Equity markets, macro indicators playing tug of war
BY Martha Porado | December 16, 2019
Heading into 2020, institutional investors are eyeing the disconnect between gloomy macroeconomic indicators and strong equity market performance.
Leading indications in both North American and European economies have been trending down all year, with global gross domestic product growth forecasts in a slump, said Alec Young, managing director of global markets research at FTSE Russell, during a webinar on Dec. 11.
However, there’s a silver lining, he said. With the exception of the 2008 financial crisis, leading indicators haven’t fallen much below their current levels in the past 20 years, which suggests, from a technical perspective, this could be the bottom for negative sentiment. “There’s a possibility, based on history, that numbers will start to exceed low expectations. And, in fact, we are seeing that.”

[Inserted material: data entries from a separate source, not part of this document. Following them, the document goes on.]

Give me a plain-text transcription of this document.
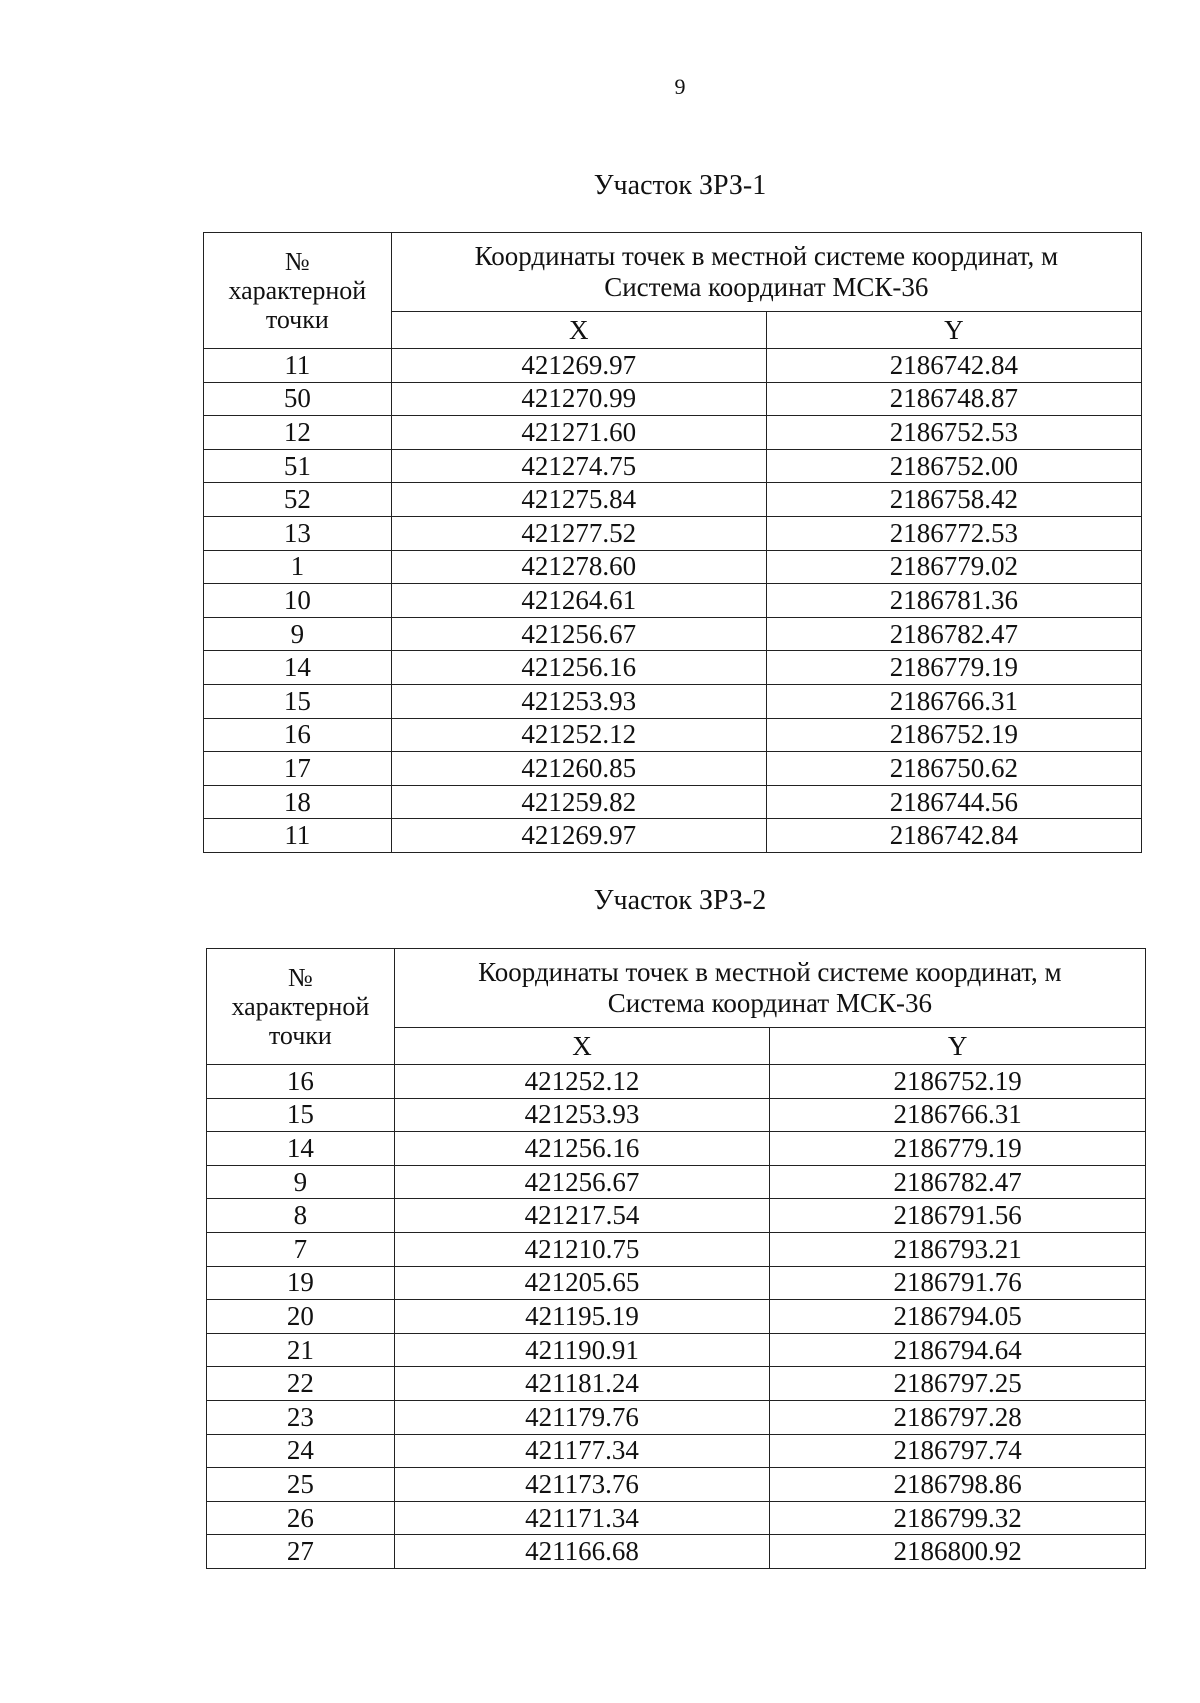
9
Участок ЗРЗ-1
№
характерной
точки	Координаты точек в местной системе координат, м
Система координат МСК-36	
	X	Y
11	421269.97	2186742.84
50	421270.99	2186748.87
12	421271.60	2186752.53
51	421274.75	2186752.00
52	421275.84	2186758.42
13	421277.52	2186772.53
1	421278.60	2186779.02
10	421264.61	2186781.36
9	421256.67	2186782.47
14	421256.16	2186779.19
15	421253.93	2186766.31
16	421252.12	2186752.19
17	421260.85	2186750.62
18	421259.82	2186744.56
11	421269.97	2186742.84
Участок ЗРЗ-2
№
характерной
точки	Координаты точек в местной системе координат, м
Система координат МСК-36	
	X	Y
16	421252.12	2186752.19
15	421253.93	2186766.31
14	421256.16	2186779.19
9	421256.67	2186782.47
8	421217.54	2186791.56
7	421210.75	2186793.21
19	421205.65	2186791.76
20	421195.19	2186794.05
21	421190.91	2186794.64
22	421181.24	2186797.25
23	421179.76	2186797.28
24	421177.34	2186797.74
25	421173.76	2186798.86
26	421171.34	2186799.32
27	421166.68	2186800.92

The optimism stems from an easing of financial conditions, said Young. Early in 2019, the U.S. Federal Reserve pivoted away from its tightening cycle, which unleashed a fair bit of risk appetite. “They thought that perhaps they’d overdone it and trade was a bigger global macroeconomic risk than they’d thought and they had to reverse course.”

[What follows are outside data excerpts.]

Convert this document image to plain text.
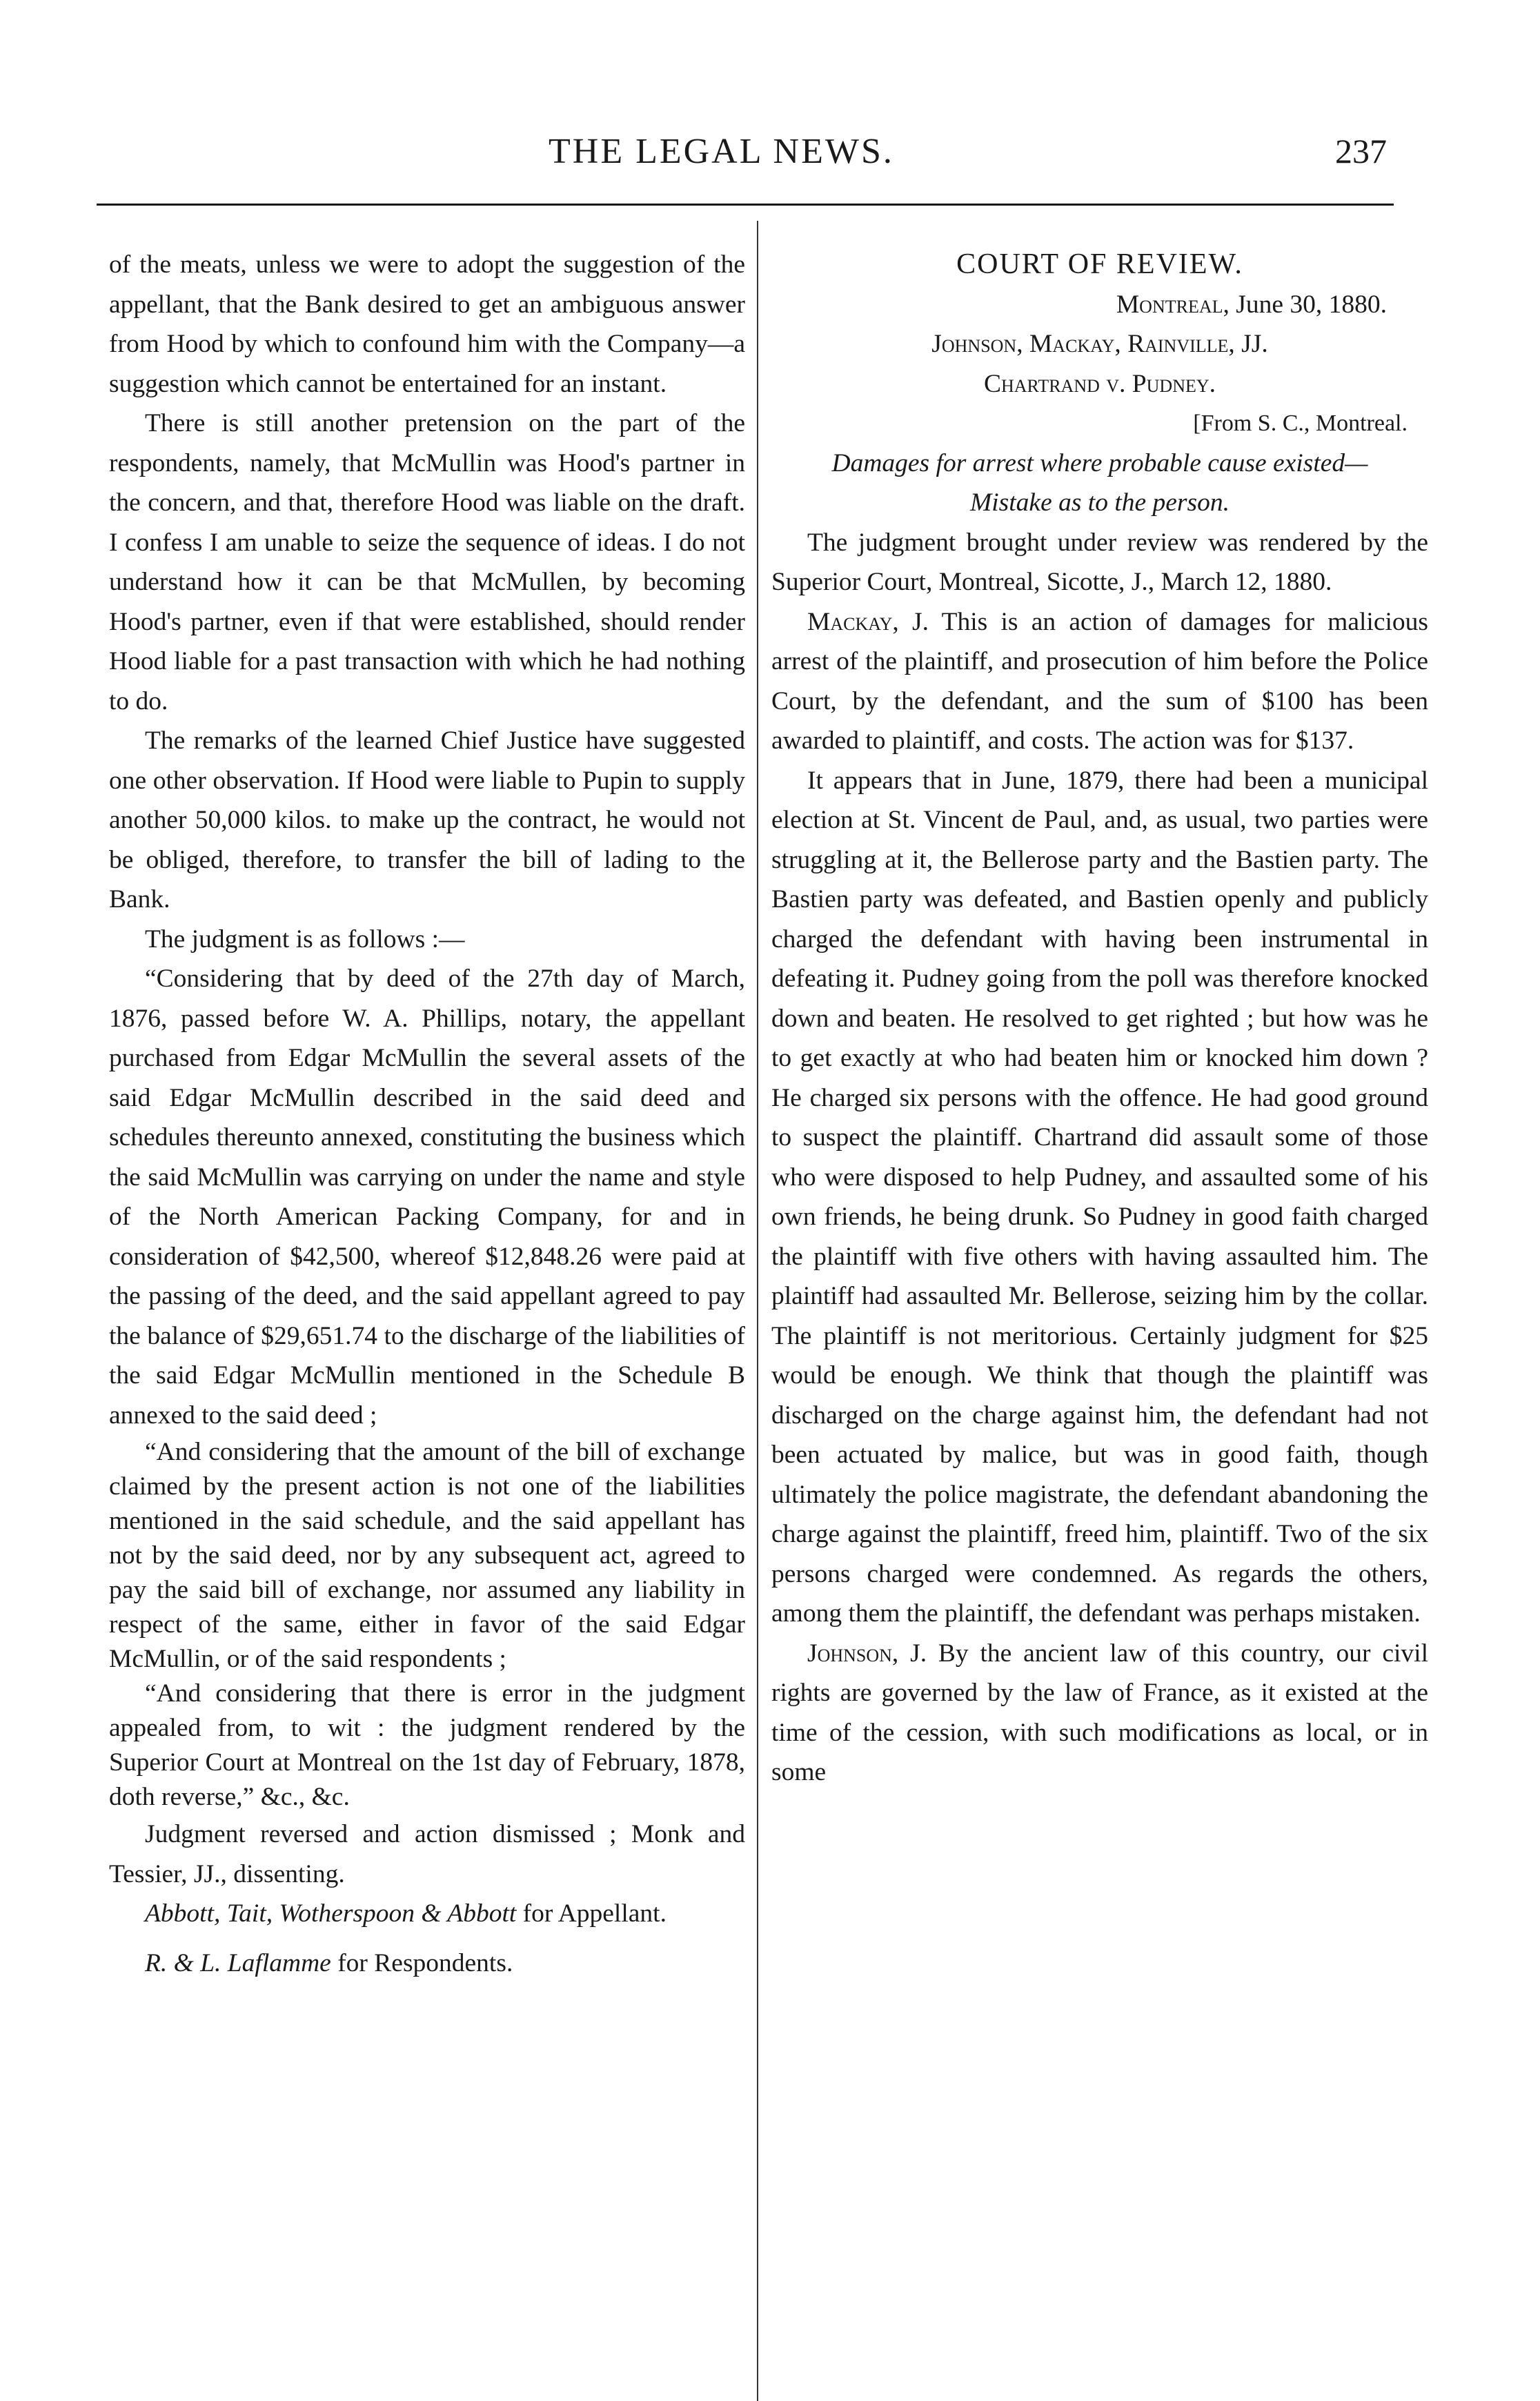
THE LEGAL NEWS.	237

of the meats, unless we were to adopt the suggestion of the appellant, that the Bank desired to get an ambiguous answer from Hood by which to confound him with the Company—a suggestion which cannot be entertained for an instant.

There is still another pretension on the part of the respondents, namely, that McMullin was Hood's partner in the concern, and that, therefore Hood was liable on the draft. I confess I am unable to seize the sequence of ideas. I do not understand how it can be that McMullen, by becoming Hood's partner, even if that were established, should render Hood liable for a past transaction with which he had nothing to do.

The remarks of the learned Chief Justice have suggested one other observation. If Hood were liable to Pupin to supply another 50,000 kilos. to make up the contract, he would not be obliged, therefore, to transfer the bill of lading to the Bank.

The judgment is as follows :—

“Considering that by deed of the 27th day of March, 1876, passed before W. A. Phillips, notary, the appellant purchased from Edgar McMullin the several assets of the said Edgar McMullin described in the said deed and schedules thereunto annexed, constituting the business which the said McMullin was carrying on under the name and style of the North American Packing Company, for and in consideration of $42,500, whereof $12,848.26 were paid at the passing of the deed, and the said appellant agreed to pay the balance of $29,651.74 to the discharge of the liabilities of the said Edgar McMullin mentioned in the Schedule B annexed to the said deed ;

“And considering that the amount of the bill of exchange claimed by the present action is not one of the liabilities mentioned in the said schedule, and the said appellant has not by the said deed, nor by any subsequent act, agreed to pay the said bill of exchange, nor assumed any liability in respect of the same, either in favor of the said Edgar McMullin, or of the said respondents ;

“And considering that there is error in the judgment appealed from, to wit : the judgment rendered by the Superior Court at Montreal on the 1st day of February, 1878, doth reverse,” &c., &c.

Judgment reversed and action dismissed ; Monk and Tessier, JJ., dissenting.

Abbott, Tait, Wotherspoon & Abbott for Appellant.

R. & L. Laflamme for Respondents.

COURT OF REVIEW.

Montreal, June 30, 1880.

Johnson, Mackay, Rainville, JJ.

Chartrand v. Pudney.

[From S. C., Montreal.

Damages for arrest where probable cause existed—Mistake as to the person.

The judgment brought under review was rendered by the Superior Court, Montreal, Sicotte, J., March 12, 1880.

Mackay, J. This is an action of damages for malicious arrest of the plaintiff, and prosecution of him before the Police Court, by the defendant, and the sum of $100 has been awarded to plaintiff, and costs. The action was for $137.

It appears that in June, 1879, there had been a municipal election at St. Vincent de Paul, and, as usual, two parties were struggling at it, the Bellerose party and the Bastien party. The Bastien party was defeated, and Bastien openly and publicly charged the defendant with having been instrumental in defeating it. Pudney going from the poll was therefore knocked down and beaten. He resolved to get righted ; but how was he to get exactly at who had beaten him or knocked him down ? He charged six persons with the offence. He had good ground to suspect the plaintiff. Chartrand did assault some of those who were disposed to help Pudney, and assaulted some of his own friends, he being drunk. So Pudney in good faith charged the plaintiff with five others with having assaulted him. The plaintiff had assaulted Mr. Bellerose, seizing him by the collar. The plaintiff is not meritorious. Certainly judgment for $25 would be enough. We think that though the plaintiff was discharged on the charge against him, the defendant had not been actuated by malice, but was in good faith, though ultimately the police magistrate, the defendant abandoning the charge against the plaintiff, freed him, plaintiff. Two of the six persons charged were condemned. As regards the others, among them the plaintiff, the defendant was perhaps mistaken.

Johnson, J. By the ancient law of this country, our civil rights are governed by the law of France, as it existed at the time of the cession, with such modifications as local, or in some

A number of other global central banks have joined the Fed in making rate cuts, expanding this easier economic environment.
In the year ahead, the most serious challenge expected to dampen that optimism is earning risk, said Young. In the U.S., earnings over the past year haven’t been spectacular, but outlooks are setting them in the double digits for 2020. “This seems overly optimistic,” he noted, adding analysts have a historic tendency to overestimate earnings potential. “Analysts are often right on the direction of profits, but they’re wrong on the magnitude.”
It makes more sense for investors to expect more modest earnings growth and then be pleasantly surprised if companies exceed their expectations, he said.